Ruddy ducks,  native to the U.S. but introduced to Britain in
1950,  have already been subject of an extermination campaign since
1999,  specifically because they migrate to Spain and hybridize with
whiteheaded ducks,  a close relative.  Genetically “pure” whiteheaded
ducks are now scarce.
A quiet cull of 2,600 ruddy ducks by the Department for
Environment,  Food and Rural Affairs in July 2002 was denounced by
Animal Aid director Andrew Tyler as a “callous,  cynical,
anti-democratic and sick genetic cleansing operation.”
The same week,  the U.S. Fish and Wildlife Service proposed a
cull of domesticated mallards from Florida waters to keep them from
hybridizing with mottled ducks.  The gist of the issue on both sides
of the Atlantic is that differently colored ducks simply do not
recognize “species” differences among themselves defined by 19th
century taxonomists,  that in actuality are no greater than the
genetically minute differences among humans of different race and
dogs of different breed.
The British government has also made sporadic efforts to cull
mink and grey squirrels,  but both are already broadly distributed
and are evidently better adapted to the present British environment
than the natives,  possibly as result of climate change and,  in the
case of the squirrels,  changes in the predominant types of forest.

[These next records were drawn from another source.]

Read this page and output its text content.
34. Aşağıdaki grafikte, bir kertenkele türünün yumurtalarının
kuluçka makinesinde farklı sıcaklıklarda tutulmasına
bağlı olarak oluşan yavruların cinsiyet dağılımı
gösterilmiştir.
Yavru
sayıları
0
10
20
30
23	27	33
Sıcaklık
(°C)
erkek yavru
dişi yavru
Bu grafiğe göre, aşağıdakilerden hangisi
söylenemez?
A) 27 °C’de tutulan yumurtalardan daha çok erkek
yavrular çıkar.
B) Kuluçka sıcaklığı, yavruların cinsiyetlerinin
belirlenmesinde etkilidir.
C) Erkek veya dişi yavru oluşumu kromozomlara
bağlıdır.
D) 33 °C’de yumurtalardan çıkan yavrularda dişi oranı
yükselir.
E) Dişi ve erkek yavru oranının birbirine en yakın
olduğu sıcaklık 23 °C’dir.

“The big issue now is the eradication of mink.  There are
probably millions of mink,” Mammals Trust chief executive Valerie
Keeble told Daily Telegraph environment editor Charles Clover.

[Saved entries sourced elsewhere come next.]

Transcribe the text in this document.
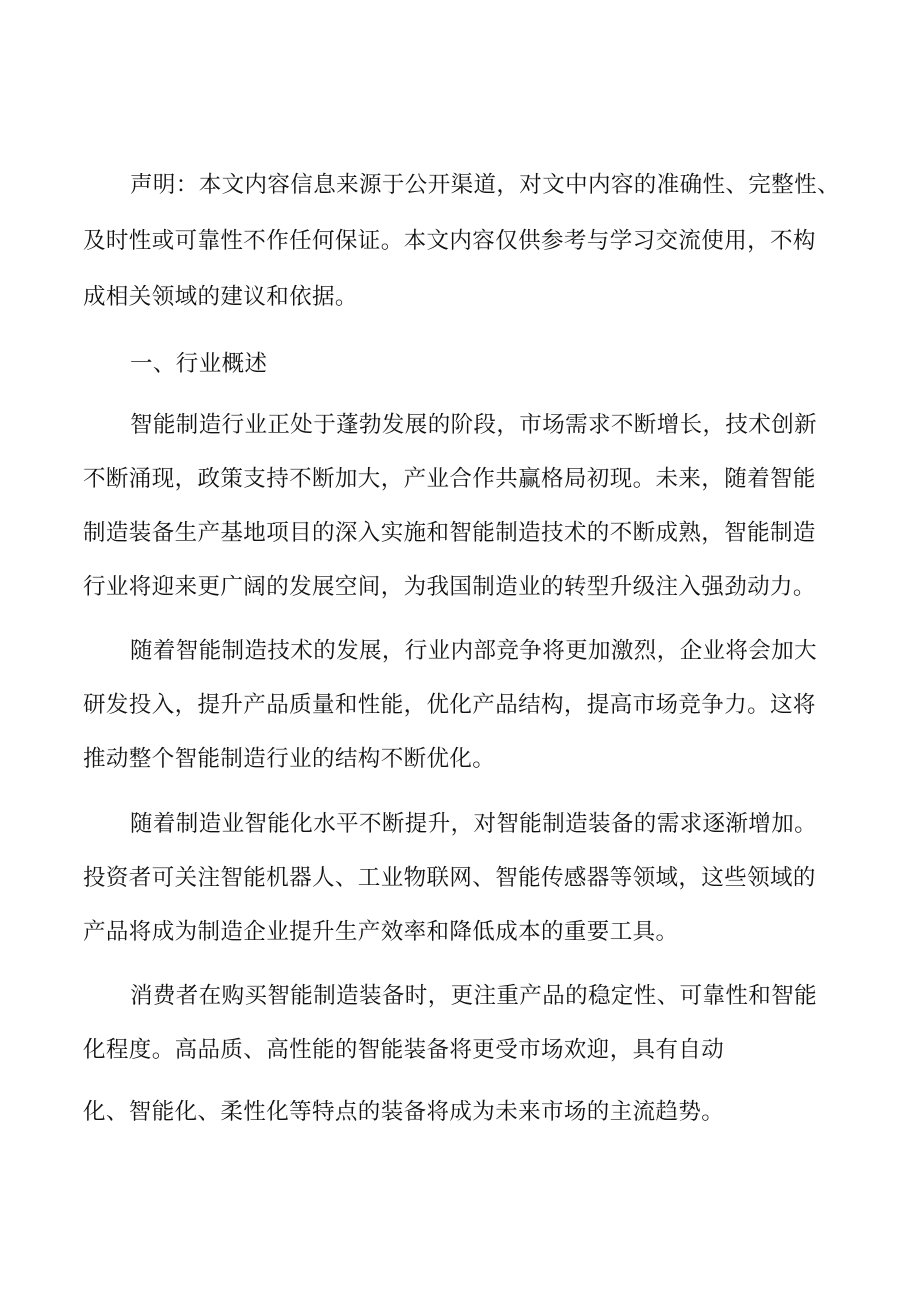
声明：本文内容信息来源于公开渠道，对文中内容的准确性、完整性、
及时性或可靠性不作任何保证。本文内容仅供参考与学习交流使用，不构
成相关领域的建议和依据。
一、行业概述
智能制造行业正处于蓬勃发展的阶段，市场需求不断增长，技术创新
不断涌现，政策支持不断加大，产业合作共赢格局初现。未来，随着智能
制造装备生产基地项目的深入实施和智能制造技术的不断成熟，智能制造
行业将迎来更广阔的发展空间，为我国制造业的转型升级注入强劲动力。
随着智能制造技术的发展，行业内部竞争将更加激烈，企业将会加大
研发投入，提升产品质量和性能，优化产品结构，提高市场竞争力。这将
推动整个智能制造行业的结构不断优化。
随着制造业智能化水平不断提升，对智能制造装备的需求逐渐增加。
投资者可关注智能机器人、工业物联网、智能传感器等领域，这些领域的
产品将成为制造企业提升生产效率和降低成本的重要工具。
消费者在购买智能制造装备时，更注重产品的稳定性、可靠性和智能
化程度。高品质、高性能的智能装备将更受市场欢迎，具有自动
化、智能化、柔性化等特点的装备将成为未来市场的主流趋势。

“People are unwilling to make this a very high profile
issue,”  continued Keeble.   “Everybody is afraid of a backlash,”
should the British government encourage mink hunting and trapping
after abolishing mink ranching under animal rights movement pressure.
The conservation organization Scottish Natural Heritage
meanwhile announced a plan to try to extirpate an estimated 5,000
hedgehogs from the Uists islands in the Outer Hebrides,  to protect
nesting seabirds.  Introduced in 1974 as an attempted biological
control on garden-damaging slugs and snails,  the hedgehogs prey upon
the eggs of dunlin,  lapwing,  redshank,  and snipe.
By July 10,  Scottish Natural Heritage was in retreat,  as
the British Hedgehog Preservation Association,  British Hedgehog
Conservation Society,  Advocates for Animals,  and Kirkcudbright
Hedgehog Rescue mobilized to demand the opportunity to repatriate the
animals to Britain alive.
“English gardeners are crying out for hedgehogs to predate on
slugs,”  the Baroness Miller of Chilthorne Domer told James Freeman
of the Glasgow Herald,  in her capacity as environment spokesperson
for the Liberal Democrat Party.
“We have an army of volunteers willing to travel to the
islands to pick up the animals.  There is no way we will allow the
hedgehogs to be culled,”  declared Les Stocker of St. Tiggywinkle’s
hedgehog hospital and sanctuary to Paul Kelbie,  Scotland
correspondent for The Independent.
“We have the expertise in dealing with projects like this
one,”  Stocker continued,  “as we are regularly involved in wildlife
cleanup operations.  Hedgehogs are probably one of the easiest
species to relocate,  and when the time comes,  we are prepared to
relocated many of them to the south of Engliand,  where the climate
and habitat are ideal.”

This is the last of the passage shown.